Penulis kemudian meminjam koran itu untuk membaca judul beritanya yang sekilas benar dan bermakna. Namun saat membaca isinya dengan hati-hati, tidak terdapat sama sekali kalimat yang menyebutkan keterkaitan Wakadishut itu dengan illegal logging. Isi berita menyebutkan bahwa Wakadishut dipanggil ke Polda Riau untuk menjadi saksi, pada kasus pembalakan liar di Sungai Siak Kecil.
Penulis juga tahu peristiwa itu, karena hadir dalam peristiwa penangkapan kayu liar di sepanjang Sungai Siak Kecil Kabupaten Bengkalis itu. Cerita sebenarnya, Wakadishut Riau dipanggil dan dijadikan saksi ahli oleh pihak kepolisian, karena ia bersama tim pemberantasan dan peredaran kayu liar yang melakukan penangkapan di sepanjang Sungai Siak Kecil itu. Sudirno sambil tertawa, menyebutkan media itu kadang-kadang aneh, “Saya yang nangkap, kok saya pula yang dituduh terlibat illegal logging”. Betapa sebuah judul berita yang tidak sesuai dengan isinya dapat mengguncangkan kehidupan sebuah keluarga dan menimbulkan desas-desus tak sedap.

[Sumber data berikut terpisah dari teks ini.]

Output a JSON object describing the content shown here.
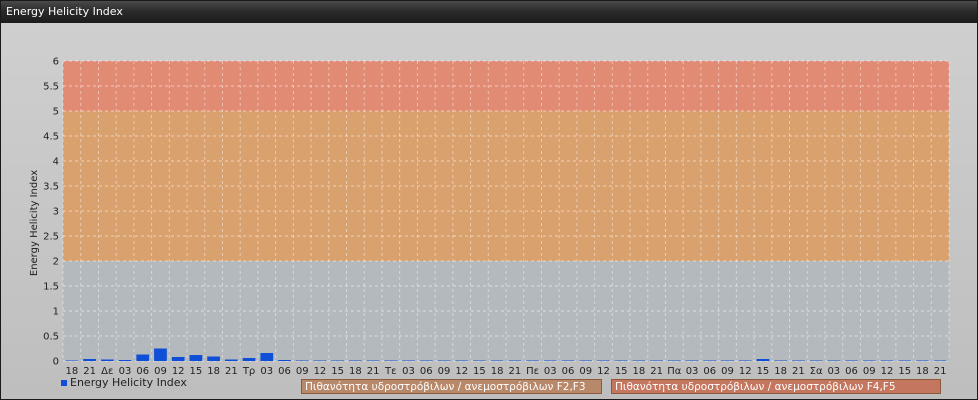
{
  "window": {
    "title": "Energy Helicity Index"
  },
  "colors": {
    "band_low": "#b3b9bd",
    "band_mid": "#d9a16e",
    "band_high": "#e18a74",
    "bar": "#0f4fd8"
  },
  "legend": {
    "series_label": "Energy Helicity Index",
    "risk_f23": "Πιθανότητα υδροστρόβιλων / ανεμοστρόβιλων F2,F3",
    "risk_f45": "Πιθανότητα υδροστρόβιλων / ανεμοστρόβιλων F4,F5"
  },
  "chart_data": {
    "type": "bar",
    "title": "",
    "xlabel": "",
    "ylabel": "Energy Helicity Index",
    "ylim": [
      0,
      6
    ],
    "yticks": [
      "0",
      "0.5",
      "1",
      "1.5",
      "2",
      "2.5",
      "3",
      "3.5",
      "4",
      "4.5",
      "5",
      "5.5",
      "6"
    ],
    "grid": true,
    "bands": [
      {
        "from": 0,
        "to": 2,
        "color": "#b3b9bd"
      },
      {
        "from": 2,
        "to": 5,
        "color": "#d9a16e"
      },
      {
        "from": 5,
        "to": 6,
        "color": "#e18a74"
      }
    ],
    "x_tick_labels": [
      "18",
      "21",
      "Δε",
      "03",
      "06",
      "09",
      "12",
      "15",
      "18",
      "21",
      "Τρ",
      "03",
      "06",
      "09",
      "12",
      "15",
      "18",
      "21",
      "Τε",
      "03",
      "06",
      "09",
      "12",
      "15",
      "18",
      "21",
      "Πε",
      "03",
      "06",
      "09",
      "12",
      "15",
      "18",
      "21",
      "Πα",
      "03",
      "06",
      "09",
      "12",
      "15",
      "18",
      "21",
      "Σα",
      "03",
      "06",
      "09",
      "12",
      "15",
      "18",
      "21"
    ],
    "series": [
      {
        "name": "Energy Helicity Index",
        "values": [
          0.0,
          0.04,
          0.03,
          0.02,
          0.13,
          0.25,
          0.08,
          0.12,
          0.09,
          0.03,
          0.06,
          0.16,
          0.02,
          0.0,
          0.0,
          0.0,
          0.01,
          0.0,
          0.0,
          0.0,
          0.0,
          0.0,
          0.0,
          0.0,
          0.0,
          0.0,
          0.0,
          0.0,
          0.0,
          0.0,
          0.0,
          0.0,
          0.0,
          0.0,
          0.0,
          0.0,
          0.0,
          0.0,
          0.01,
          0.04,
          0.0,
          0.0,
          0.0,
          0.0,
          0.0,
          0.0,
          0.0,
          0.0,
          0.0,
          0.0
        ]
      }
    ]
  }
}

Cerita lain datang dari PT Caltex Pacific Indonesia (CPI), sekarang bernama PT Chevron Pacifik Indonesia (CPI) yang mengirimkan surat kepada salah satu koran terbitan Riau, mengeluhkan judul berita yang tidak sesuai dengan isi berita dan penulisan yang tidak berimbang. Dalam suratnya juga dinyatakan, bahwa mereka sudah berulang kali mengirim surat senada dan membicarakannya secara lisan kepada media yang bersangkutan.
Sebagai wartawan, penulis prihatin bila pers sudah kebablasan seperti itu. Penulis ingat pesan Mantan Menteri Lingkungan Hidup Nabiel Makarim kepada peserta Jambore Lingkungan Indonesia di Sariater Jawa Barat tahun 2004. Menteri yang hadir dalam pertemuan Jambore dengan tema Demokrasi Tanpa Kekerasan itu menyampaikan ada tiga hal yang harus dicamkan dalam persoalan lingkungan. Pertama, masalah lingkungan sulit dimengerti masyarakat umum. Kedua, persolan lingkungan penuh ketidakpastian. Ketiga, dampaknya baru terbukti atau dirasakan dalam kurun waktu yang lama. Bisa dalam satu generasi itu, bisa juga dalam generasi berikutnya.

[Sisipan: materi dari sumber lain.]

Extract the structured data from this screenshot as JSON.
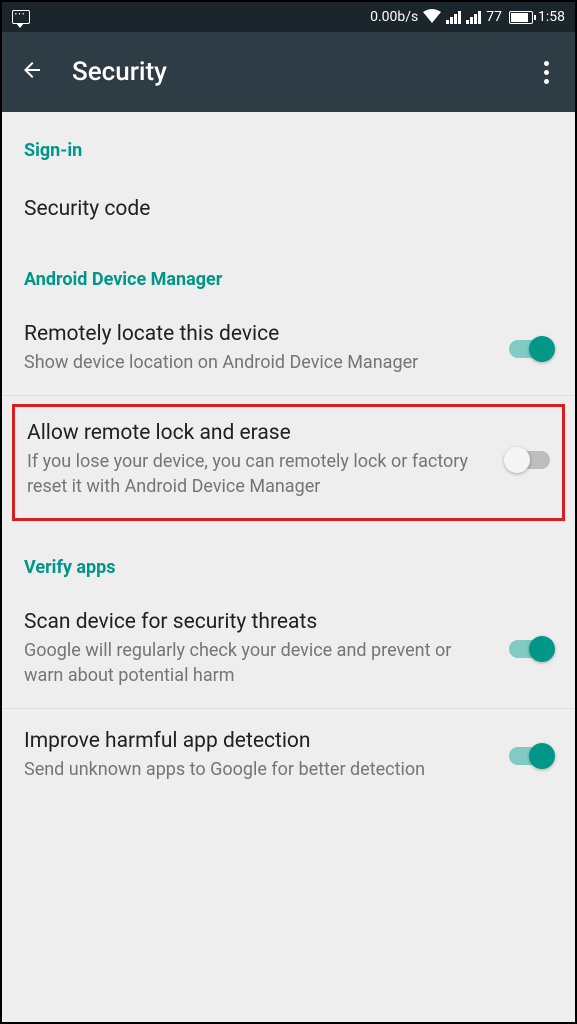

Ucapan Menteri Nabiel saat itu menyiratkan arti agar wartawan berhati-hati dalam menulis berita-berita lingkungan, memiliki tingkat akurasi yang tinggi, dan melakukan check and recheck berulang kali agar tersaji berita lingkungan yang mudah dipahami, benar dan dipercaya. Apalagi pers menurut Adiwijaya (2002), memiliki fungsi diantaranya sumber informasi ke masyarakat, alat komunikasi untuk menyampaikan pendapat umum, dan alat menyebarkan pengetahuan untuk mencerdaskan kehidupan bangsa, pembentuk opini publik untuk memperjuangkan keadilan dan kebenaran, serta alat kontrol sosial untuk melakukan pengawasan, kritikan, dan koreksi. Dan juga berfungsi memberikan saran-saran yang berkaitan dengan kepentingan umum.
Terbitnya buku berjudul Advokasi Buta atau Jurnalistik Berkelanjutan ini, antara lain didasari kekhawatiran semakin rendahnya objektivitas jurnalis dan pengabaian kaidah-kaidah jurnalistik yang baik secara umum, maupun penulisan berita-berita lingkungan. Buku ini adalah tesis penulis tentang objektivitas berita lingkungan, yang ditulis kembali dalam bentuk yang lebih populer. Objektivitas yang dimaksud bukan hanya sekedar seimbang, tapi juga benar sesuai fakta, menampilkan data yang valid, narasumber yang kompeten serta menghindari masuknya opini wartawan.
Buku ini tidak mengajarkan hal-hal baru bagi para wartawan, tapi hanya sebuah pesan untuk saling mengingatkan bagi semua wartawan umumnya dan khususnya bagi wartawan yang biasa meliput berita-berita lingkungan hidup.
Penelitian objektivitas itu, khusus penulis lakukan untuk berita-berita lingkungan yang menjadi objek perhatian penulis. Penulis menggunakan dua metoda pengukuran objektivitas berita di media massa, yaitu Metoda Hayakawa-Lowry dan Metoda Ida. Ternyata, penulis mendapatkan hasil pemberitaan lingkungan yang ada di di Surat Kabar Harian (SKH) terbitan Kota Pekanbaru sebagian melanggar parameter-parameter objektivitas.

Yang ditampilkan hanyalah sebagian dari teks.